Peter Wilson, Founder and Managing Director of consultancy firm High Definition & Digital Cinema has been working closely with the BBC on HLG. He described it as a scene-referred system.

“That means you’re not particularly looking at the monitor,” he told delegates at BVE.

”Just like a director of photography would look at a light meter and light the set because he couldn’t look at the film until the next day, HLG in capture is rather the same.

”In a live broadcast situation you use the waveform monitor to set your exposure, and the waveform monitor gives you a good idea of your highlights and your average picture level, and then it is very easy to process through the system, because it is a relative system, which is the same as we use today in television, rather than an absolute system.”

It means that there is no need for metadata to tell you where you are.

Adaptive philosophy

“With PQ you set a channel brightness, say: 1,000 Nits or 2,000 Nits, then you have to normalise everything that comes in to the output channel brightness. With HLG it’s basically adaptable, and a key issue is that HLG has a transform that is a joining together of effectively the gamma function that you understand and the quasi log function used for a long time in DPX and other systems.

”The very key point for HLG is that there is a formula in the standard and there are plenty of standards now that cover HDR which now use PQ and HLG at equal weight.

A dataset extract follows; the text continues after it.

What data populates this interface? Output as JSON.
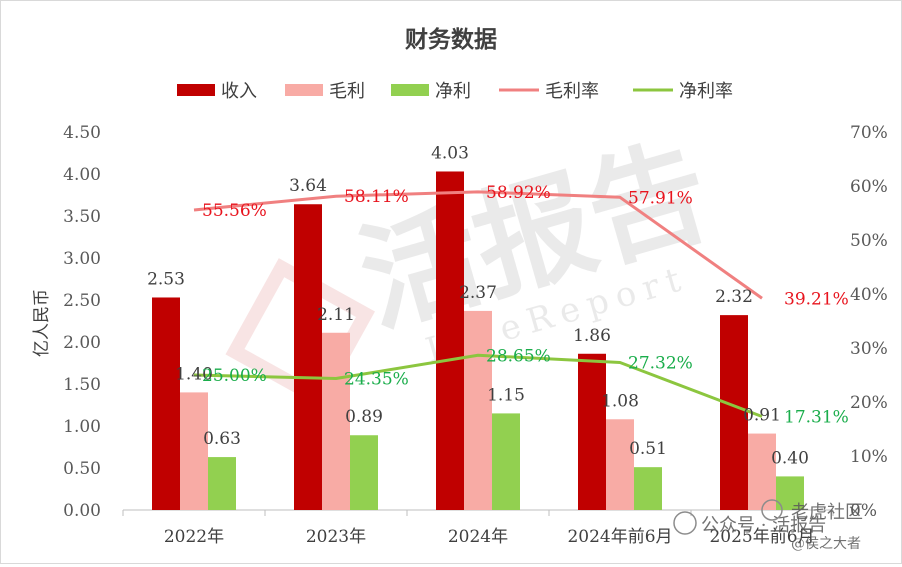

”This formula allows the TV set manufacturer to compensate for the brightness of the television. Also, and this is an important point for the future…it allows you to put a compensation factor in for the ambient illumination.

”The other system is based on absolute brightness and there have been complaints that if you take it from a grading suite and put it in a living room, you have to manually turn up the contrast and brightness, but with an HLG set that’s part of the philosophy - it’s effectively an adaptive philosophy.”

“The BBC believes that for the packaged media market, such as HDR Blu-rays, the train’s already left the station. They are going to be PQ for probably the foreseeable future, but when you are trying to work on a live broadcast, such as sports, it becomes very important to be able to accommodate all the different systems and sources without having to particularly grade for a particular brightness.”

“There is some misunderstanding surrounding PQ and live production” - Simon Gauntlett, Dolby 

Besides, broadcasters don’t want metadata in production, “because you imagine what happens to metadata in the middle of a DVE or a mix or dissolve or a wipe, it gets screwed up. HLG is transmissible straight from the back of the switcher, whereas the other systems need to have boxes […] which gives some latency to generate the metadata for the receiver.”

Peter Wilson

Peter Wilson

Wilson believes that packaged media will stay with PQ for some time, but for live broadcast or running a 24-hour channel “it is much easier to use HLG, because the incoming elements can be a bit more flexible than the other way round.”

However, “there are a lot of competing arguments over some of these formats,” added Gauntlett.

“There is some misunderstanding surrounding PQ and live production. You can absolutely do PQ and Dolby Vision for live production, and that metadata you don’t have to deliver through the entire chain, you only have to generate it at the end, particularly if it is a dynamic metadata system. So, actually, you can just analyse the signal at the point of delivery and then add in that dynamic metadata.”

Fortunately, both approaches are acceptable as part of the proposed ITU BT.2100 standard, which incorporates such things as the Dolby ICtCp colour space (applicable to either PQ or HLG), as well as both narrow signal range and full signal range characteristics - for either broadcasters, who require some headroom above and below the signal, or movie makers, who can take advantage of the full signal.